Now I was back to feeling guilty for not having enough
patience. But I also knew that it wasn’t always just about patience. When it’s
a matter of safety, I never feel impatient about asserting a boundary that
exists for his immediate well-being. Where I was struggling the most was with
boundaries set for matters within our household: tooth-brushing, the end of
cozy book time, leaving the park to come home and make dinner.
And then it hit me, the issue was not that I wasn’t
patient enough, it’s that I wasn’t setting myself up to exercise that patience
successfully. Just like my son, ecstatic in his newfound ability to walk, was
not stopping for anyone who asked him to go slower with his little cart through
the grocery store, I was too
enthusiastic about my own independence and was running around with my own metaphorical
miniature grocery cart.
My expectations of myself had become too high. I was
over-committing myself to projects and work.
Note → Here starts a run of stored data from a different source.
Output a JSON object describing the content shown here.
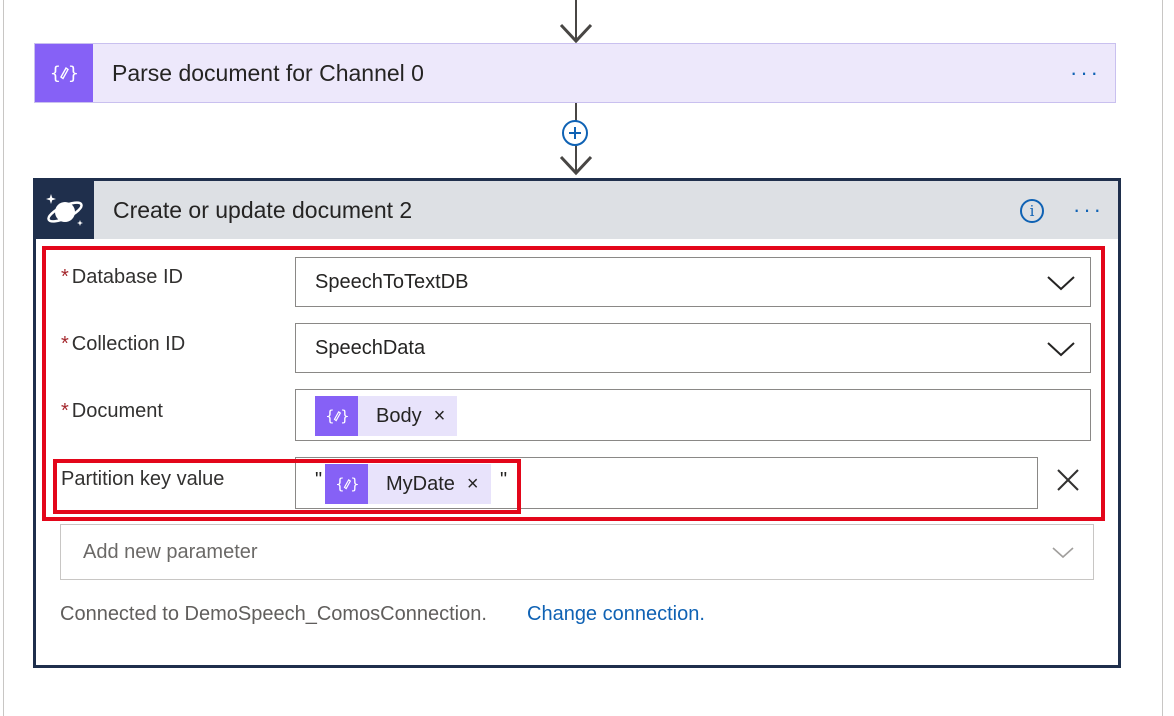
{
  "parse_card": {
    "title": "Parse document for Channel 0",
    "icon": "data-operations-icon",
    "menu_label": "···"
  },
  "create_card": {
    "title": "Create or update document 2",
    "icon": "cosmos-db-planet-icon",
    "info_label": "i",
    "menu_label": "···",
    "required_mark": "*",
    "fields": {
      "database_id": {
        "label": "Database ID",
        "value": "SpeechToTextDB"
      },
      "collection_id": {
        "label": "Collection ID",
        "value": "SpeechData"
      },
      "document": {
        "label": "Document",
        "token": "Body"
      },
      "partition_key": {
        "label": "Partition key value",
        "quote_open": "\"",
        "token": "MyDate",
        "quote_close": "\""
      }
    },
    "token_close": "×",
    "add_parameter_placeholder": "Add new parameter",
    "connected_text": "Connected to DemoSpeech_ComosConnection.",
    "change_connection": "Change connection."
  },
  "colors": {
    "accent": "#0f62b4",
    "parse_icon_bg": "#8661f6",
    "parse_bg": "#ede8fb",
    "create_border": "#1f2f4c",
    "highlight_red": "#e3061a"
  }
}
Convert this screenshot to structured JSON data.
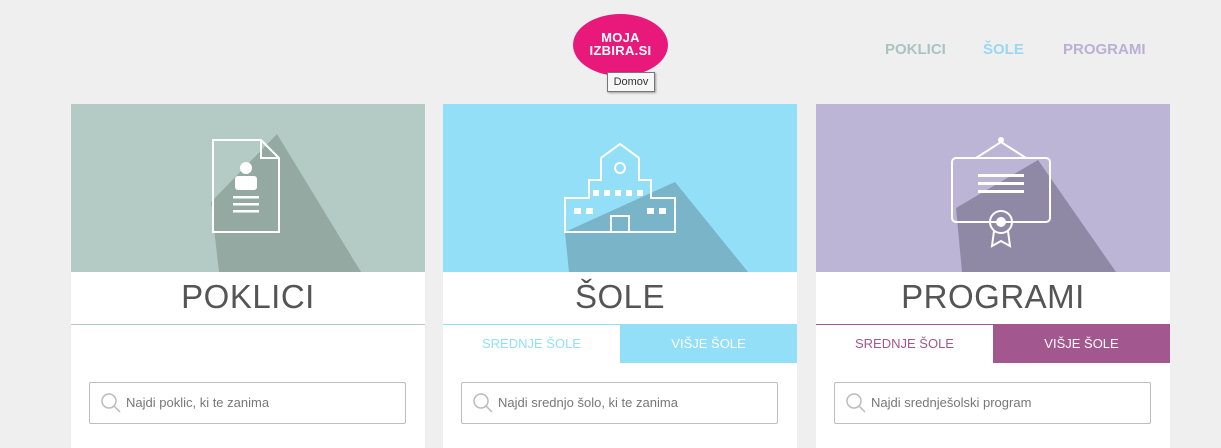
{
  "header": {
    "logo_line1": "MOJA",
    "logo_line2": "IZBIRA.SI",
    "tooltip": "Domov",
    "nav": [
      "POKLICI",
      "ŠOLE",
      "PROGRAMI"
    ]
  },
  "colors": {
    "logo": "#e8197b",
    "poklici_hero": "#b3cbc4",
    "poklici_nav": "#a9c4bd",
    "sole_hero": "#93dff8",
    "sole_nav": "#9ad8f0",
    "programi_hero": "#bdb5d6",
    "programi_nav": "#b9b0d2",
    "programi_active_tab": "#a3578f"
  },
  "cards": [
    {
      "title": "POKLICI",
      "icon": "document-person-icon",
      "tabs": [],
      "search_placeholder": "Najdi poklic, ki te zanima"
    },
    {
      "title": "ŠOLE",
      "icon": "school-building-icon",
      "tabs": [
        {
          "label": "SREDNJE ŠOLE",
          "active": false
        },
        {
          "label": "VIŠJE ŠOLE",
          "active": true
        }
      ],
      "search_placeholder": "Najdi srednjo šolo, ki te zanima"
    },
    {
      "title": "PROGRAMI",
      "icon": "certificate-icon",
      "tabs": [
        {
          "label": "SREDNJE ŠOLE",
          "active": false
        },
        {
          "label": "VIŠJE ŠOLE",
          "active": true
        }
      ],
      "search_placeholder": "Najdi srednješolski program"
    }
  ]
}
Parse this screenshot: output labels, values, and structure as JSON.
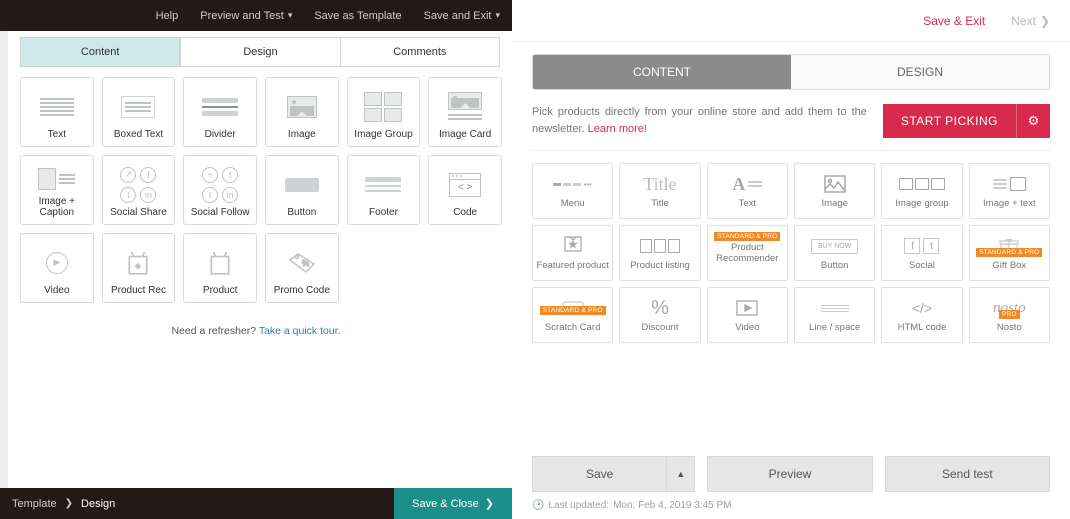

Not only was my child learning
about his capabilities and their natural boundaries, I was feeling out my personal capabilities and limitations as a
mother.
Now as a four-and-a-half-year-old my son still pushes,
and I still set certain limits-- No he cannot have whipped cream for breakfast.
No we cannot go to the park right now, it is brother’s nap time so we’ll have
to go tomorrow—and still has a hard time accepting them sometimes. He will
persistently ask about the same thing over and over.
But when I feel myself losing patience, I ask myself ‘What boundaries I’ve set for myself that
are being pushed up against?’ Is my to-do list for today way too long? Am I
expecting to get this project done more quickly than what is actually workable
for my family? Does the laundry really need to be folded before we go to the
library, or can it wait?
When I’m willing to renegotiate my own expectations of
myself, it’s easier to be more flexible. Requests that might change my timeline
a little bit, like five more minutes of playtime before coming home to make
dinner, become east to accommodate. At the same time I experience more clarity
in asserting boundaries when I do feel it’s necessary. I don't feel guilty about the boundaries I’m enforcing, and I don't
feel pressured enough by my own expectations to lose my patience.
Being able to give up my own expectations in heated
moments of conflicting wills has freed me to make the kinds of parenting
decisions that support and guide my son, rather than coerce him. Things still
get really tense sometimes and my patience is still tried, but now it’s so much
easier to take all that good advice about deep breaths and just being present
with my son while he has his own feelings of disappointment about butting
against a boundary.
It turns out that
learning boundaries and personal limitations isn’t just a phase toddlers go
through, moms have to figure it out too.